Re: [PATCH v2 2/3] vmalloc: Optimize vfree
From: Muhammad Usama Anjum
Date: Mon Mar 23 2026 - 07:29:29 EST
On 20/03/2026 2:33 pm, Vlastimil Babka (SUSE) wrote:
> On 3/20/26 09:39, David Hildenbrand (Arm) wrote:
>> On 3/16/26 16:49, Vlastimil Babka wrote:
>>>> mm/vmalloc.c | 34 +++++++++++++++++++++++++---------
>>>> 1 file changed, 25 insertions(+), 9 deletions(-)
>>>>
>>>> diff --git a/mm/vmalloc.c b/mm/vmalloc.c
>>>> index c607307c657a6..8b935395fb068 100644
>>>> --- a/mm/vmalloc.c
>>>> +++ b/mm/vmalloc.c
>>>> @@ -3459,18 +3459,34 @@ void vfree(const void *addr)
>>>>
>>>> if (unlikely(vm->flags & VM_FLUSH_RESET_PERMS))
>>>> vm_reset_perms(vm);
>>>> - for (i = 0; i < vm->nr_pages; i++) {
>>>> - struct page *page = vm->pages[i];
>>>> +
>>>> + if (vm->nr_pages) {
>>>> + bool account = !(vm->flags & VM_MAP_PUT_PAGES);
>>>> + unsigned long start_pfn, pfn;
>>>> + struct page *page = vm->pages[0];
>>>> + int nr = 1;
>>>>
>>>> BUG_ON(!page);
>>>> - /*
>>>> - * High-order allocs for huge vmallocs are split, so
>>>> - * can be freed as an array of order-0 allocations
>>>> - */
>>>> - if (!(vm->flags & VM_MAP_PUT_PAGES))
>>>> + start_pfn = page_to_pfn(page);
>>>> + if (account)
>>>> mod_lruvec_page_state(page, NR_VMALLOC, -1);
>>>> - __free_page(page);
>>>> - cond_resched();
>>>> +
>>>> + for (i = 1; i < vm->nr_pages; i++) {
>>>> + page = vm->pages[i];
>>>> + BUG_ON(!page);
>>>
>>> We shouldn't be adding BUG_ON()'s.
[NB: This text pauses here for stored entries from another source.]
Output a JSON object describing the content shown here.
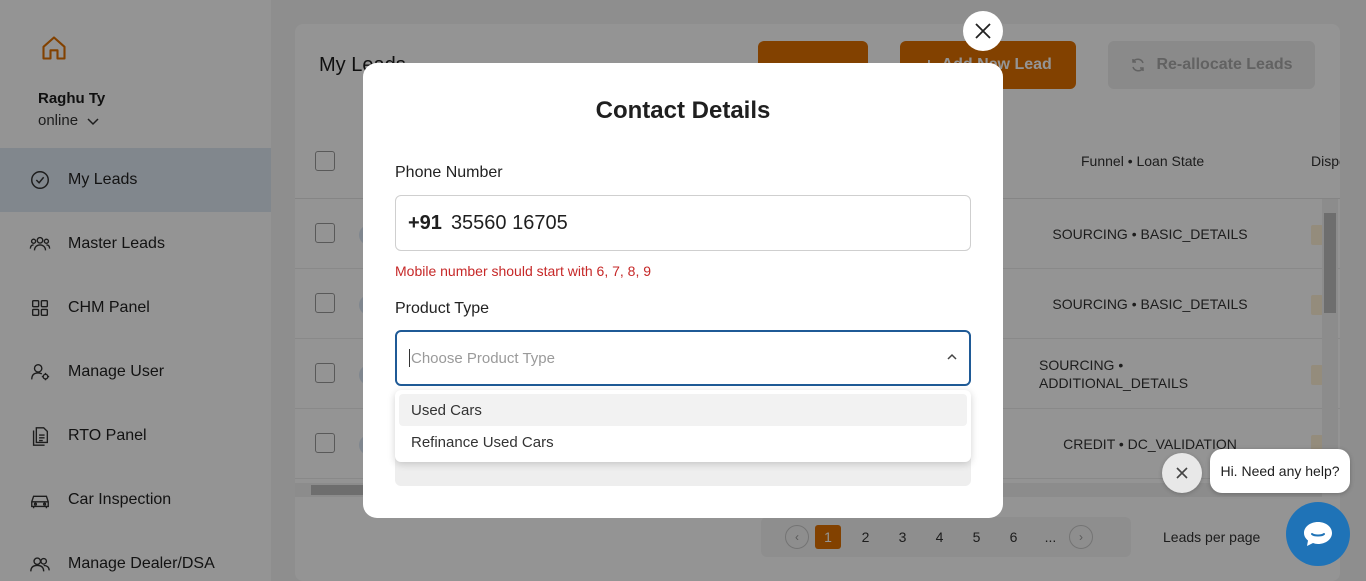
{
  "sidebar": {
    "user_name": "Raghu Ty",
    "status": "online",
    "items": [
      {
        "label": "My Leads",
        "icon": "check-circle-icon",
        "active": true
      },
      {
        "label": "Master Leads",
        "icon": "users-icon"
      },
      {
        "label": "CHM Panel",
        "icon": "grid-icon"
      },
      {
        "label": "Manage User",
        "icon": "user-settings-icon"
      },
      {
        "label": "RTO Panel",
        "icon": "documents-icon"
      },
      {
        "label": "Car Inspection",
        "icon": "car-icon"
      },
      {
        "label": "Manage Dealer/DSA",
        "icon": "group-icon"
      }
    ]
  },
  "main": {
    "title": "My Leads",
    "add_lead_label": "Add New Lead",
    "reallocate_label": "Re-allocate Leads",
    "table": {
      "funnel_header": "Funnel • Loan State",
      "disp_header": "Disposition",
      "rows": [
        {
          "funnel": "SOURCING • BASIC_DETAILS"
        },
        {
          "funnel": "SOURCING • BASIC_DETAILS"
        },
        {
          "funnel_line1": "SOURCING •",
          "funnel_line2": "ADDITIONAL_DETAILS"
        },
        {
          "funnel": "CREDIT • DC_VALIDATION"
        }
      ]
    },
    "pagination": {
      "pages": [
        "1",
        "2",
        "3",
        "4",
        "5",
        "6",
        "..."
      ],
      "current": "1",
      "per_page_label": "Leads per page"
    }
  },
  "modal": {
    "title": "Contact Details",
    "phone_label": "Phone Number",
    "country_code": "+91",
    "phone_value": "35560 16705",
    "phone_error": "Mobile number should start with 6, 7, 8, 9",
    "product_label": "Product Type",
    "product_placeholder": "Choose Product Type",
    "product_options": [
      "Used Cars",
      "Refinance Used Cars"
    ]
  },
  "chat": {
    "bubble_text": "Hi. Need any help?"
  },
  "colors": {
    "accent": "#e07000",
    "focus": "#1f5a96",
    "error": "#c62828",
    "chat": "#1f73b7"
  }
}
Rather demote also the pre-existing one
>>> to VM_WARN_ON_ONCE() and skip gracefully.
>>>
>>>> + if (account)
>>>> + mod_lruvec_page_state(page, NR_VMALLOC, -1);
>>>
>>> I think we should be able to batch this too to use "nr"?
>>
>> Are we sure that pages cannot cross nodes etc? It could happen that we
>> have a contig range that spans zones/nodes/etc ...
>
> Hmm single order-3 allocation can't but we could be unlucky and get the last
> order-3 from zone X and first order-3 from adjacent zone Y.
> In that case the loop would need to also check same zone/node.
>
>> Anyhow, should we try to decouple both things, providing a
>> core-mm function to do the page freeing?
>>
>> We do have something similar, optimized unpinning of large folios,
>> in unpin_user_pages_dirty_lock(). This here is a bit different.
>>
>>
>> So what I am thinking about for this code here to do:
>>
>> if (!(vm->flags & VM_MAP_PUT_PAGES)) {
>> for (i = 0; i < vm->nr_pages; i++)
>> mod_lruvec_page_state(vm->pages[i], NR_VMALLOC, -1);
>> }
>> free_pages_bulk(vm->pages, vm->nr_pages);
>>
>>
>> We could optimize the first loop to do batching where possible as well.
>>
>>
>> free_pages_bulk() would match alloc_pages_bulk()
>>
>> void free_pages_bulk(struct page **page_array, unsigned long nr_pages)
>>
>> Internally we'd do the contig handling.
>>
>> Was that already discussed?
>
> AFAIU some of Zi's replies hinted at this direction. It would make sense, yeah.
I'm updating and will send next version.
Thanks,
Usama